Penerbit: Pustaka Al-Kautsar, Jakarta, 2018

 

PADA pertengahan 1990-an sejarawan terkemuka Taufik Abdullah –seperti dikutip majalah Media Dakwah No. 241, Muharram 1415/Juli 1994–  meresensi buku Muslims Through Discourse. Buku ini tidak berbicara mengenai umat Islam di Saudi Arabia atau kaum Muslim di Pakistan.

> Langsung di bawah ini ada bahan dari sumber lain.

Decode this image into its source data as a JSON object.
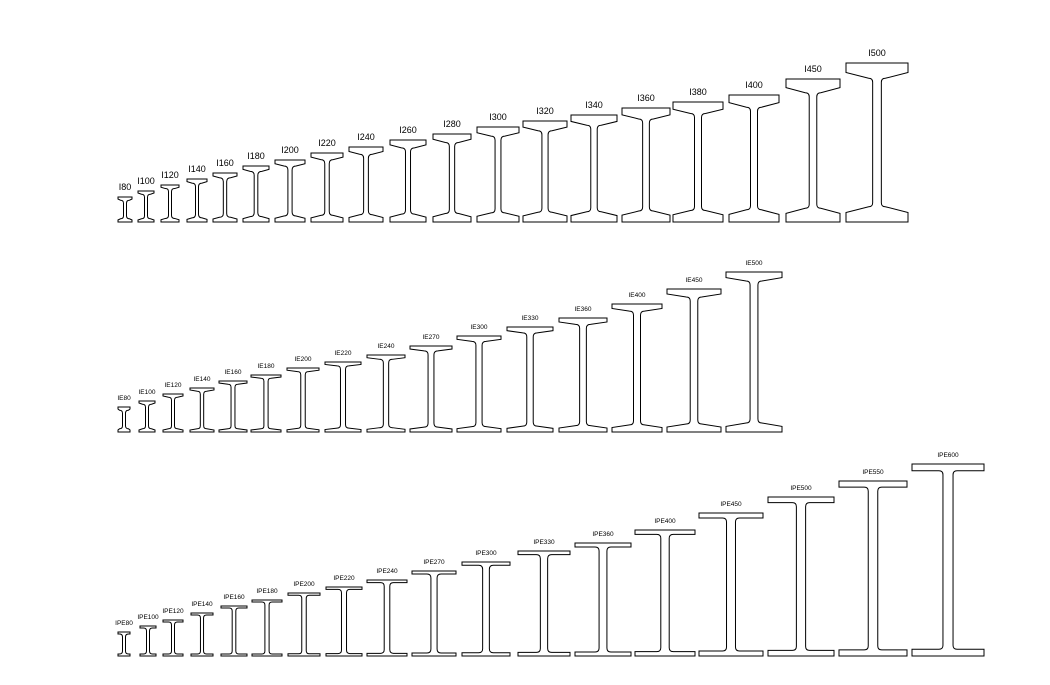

Buku ini membahas mengenai masyarakat Muslim di Gayo, Aceh Tengah. Salah satu kesimpulan akhir buku itu adalah masyarakat Gayo memperoleh kesadaran sebagai bagian dari bangsa tidak melalui proses peralihan yang oleh Cliffofd Geertz disebut “dari masyarakat lama (old society) ke negara baru  (new state),” melainkan melalui wacana Islam. Melalui diskursus Islam, masyarakat Gayo merasa menjadi bagian dari bangsa Indonesia.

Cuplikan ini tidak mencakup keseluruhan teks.